And I’ve attended many of them in my time.
But one parade above all others stands out in my memory.
I was just a kid at the time but I’ll never forget the big parade in my hometown to celebrate jobs. Sponsored by organized labor, the parade marched down Broadway in Camden (NJ) to herald the construction of the NS Savannah at Camden’s 273-acre New York Shipbuilding Corporation.
Above all, Camden was a blue-collar town. And it was solidly Democrat and pro-labor.
Employment was always the defining “bread and butter” issue for Democrats. And keeping people working and creating new jobs – good jobs – was the essential mission of the Democratic Party. Indeed, “jobs” was the party’s mantra and Democrats rarely spoke on any issue without mentioning jobs.
As Labor Day approaches once again, I think of that day in Camden so many years ago.
What went wrong?
When did the Democratic Party lose sight of its core responsibility? When did it stop caring about jobs?
Recent jobs reports show that few if any new jobs are being created.
When he came into office, President Obama pledged to create 2.7 million to 3.6 million private sector jobs, But by some accounts the nation has lost almost that many jobs (and more!) since the President made his pledge. In fact, unemployment seems to be permanently stuck above 7% as it has been for a long time now.
But in arguing for its massive stimulus plan, the Obama Administration said that if the stimulus was adopted, unemployment could be brought down into the seven percent range or even lower. Instead, the high unemployment rate has barely moved.
And most Americans firmly believe that things seem to be headed in the wrong direction.
Remember, the official rate does not count the underemployed and people who have given up and simply dropped out of the labor market. When those two groups are added, the rate jumps to 17 percent or more. That means than more than 20 million Americans are unemployed or underemployed.
But nobody on the left seems to want to talk about these failures – not the liberal establishment, not the Democratic leadership and certainly not the labor movement. President Obama argues that the economy was in a ditch and now “we’ve gotten it out of the ditch and want to put it in drive.” But the car still doesn’t seem to be moving -- not the way it should be; not the way Reagan got it moving ion the 1980s; not nearly that well. Sometimes, Obama simply says we've hit some "bumps in the road." That's small consolation. And enough with the car metaphors already!

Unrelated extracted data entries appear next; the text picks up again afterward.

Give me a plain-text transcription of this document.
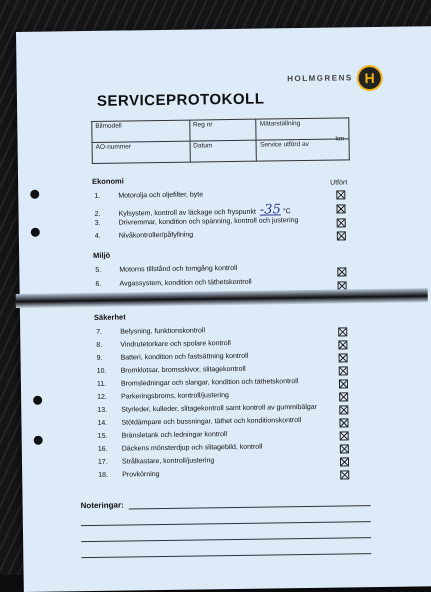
HOLMGRENS H
SERVICEPROTOKOLL
Bilmodell	Reg nr	Mätarställning
AO-nummer	Datum	Service utförd av
km
Ekonomi	Utfört
1.	Motorolja och oljefilter, byte
2.	Kylsystem, kontroll av läckage och fryspunkt -35 °C
3.	Drivremmar, kondition och spänning, kontroll och justering
4.	Nivåkontroller/påfyllning
Miljö
5.	Motorns tillstånd och tomgång kontroll
6.	Avgassystem, kondition och täthetskontroll
Säkerhet
7.	Belysning, funktionskontroll
8.	Vindrutetorkare och spolare kontroll
9.	Batteri, kondition och fastsättning kontroll
10. Bromklotsar, bromsskivor, slitagekontroll
11. Bromsledningar och slangar, kondition och täthetskontroll
12. Parkeringsbroms, kontroll/justering
13. Styrleder, kulleder, slitagekontroll samt kontroll av gummibälgar
14. Stötdämpare och bussningar, täthet och konditionskontroll
15. Bränsletank och ledningar kontroll
16. Däckens mönsterdjup och slitagebild, kontroll
17. Strålkastare, kontroll/justering
18. Provkörning
Noteringar:
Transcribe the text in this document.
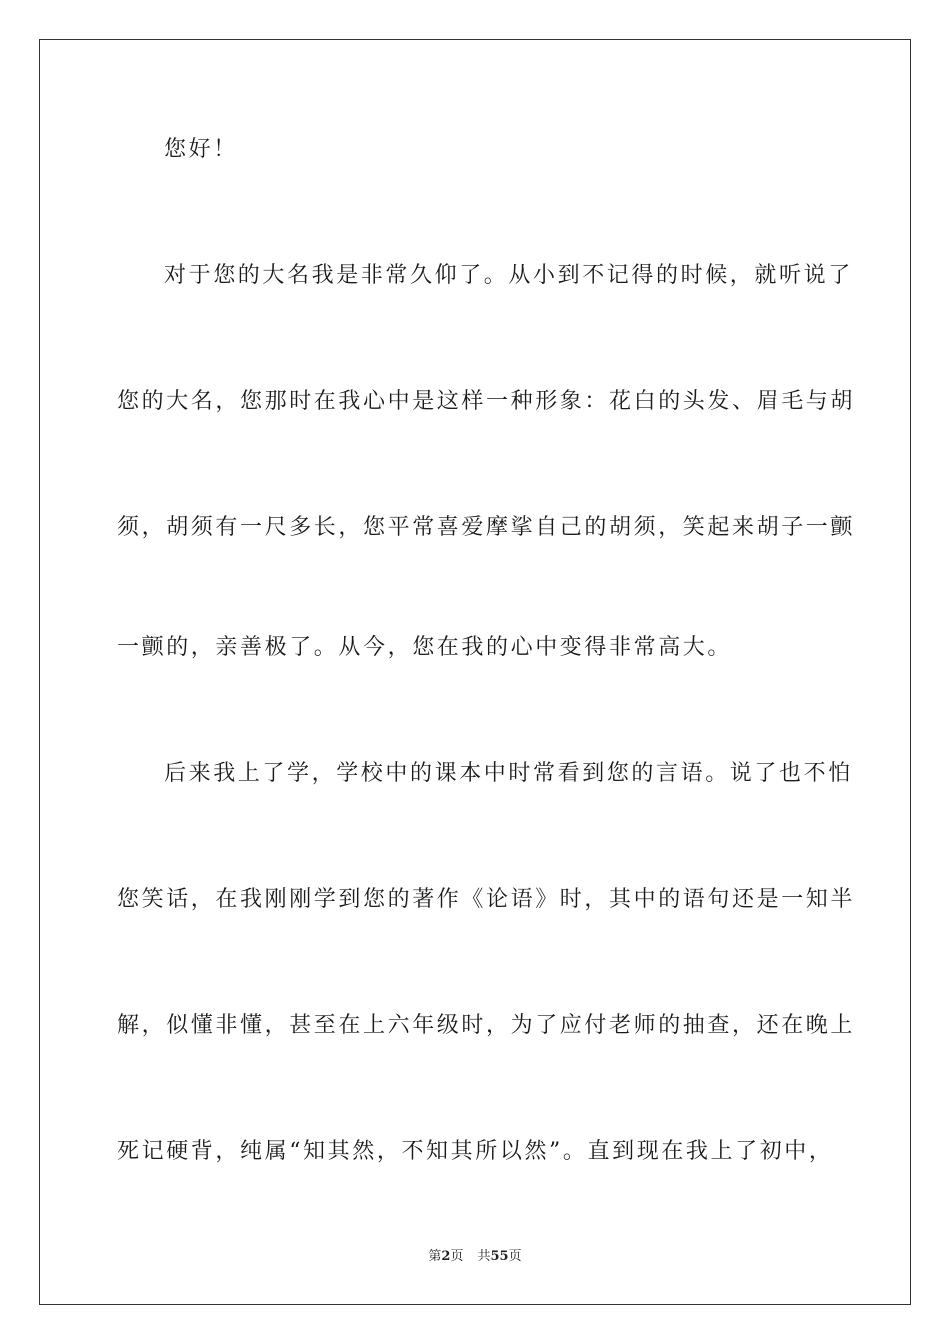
您好！
对于您的大名我是非常久仰了。从小到不记得的时候，就听说了
您的大名，您那时在我心中是这样一种形象：花白的头发、眉毛与胡
须，胡须有一尺多长，您平常喜爱摩挲自己的胡须，笑起来胡子一颤
一颤的，亲善极了。从今，您在我的心中变得非常高大。
后来我上了学，学校中的课本中时常看到您的言语。说了也不怕
您笑话，在我刚刚学到您的著作《论语》时，其中的语句还是一知半
解，似懂非懂，甚至在上六年级时，为了应付老师的抽查，还在晚上
死记硬背，纯属“知其然，不知其所以然”。直到现在我上了初中，
第2页 共55页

And all of this has been happening as union membership has steadily dwindled. When the Savannah was built in Camden, labor unions represented a third of all workers. By 1983 the number had fallen to 20 percent. And by 2008 it was down to 12 percent. What’s more, the average age of union members seems to be getting older. The largest unionized age group is workers aged 55 to 64.
Why can’t the Democrats turn any of these numbers around?
What happened to one of the central promises of traditional liberalism – jobs?
These are questions worth pondering this Labor Day.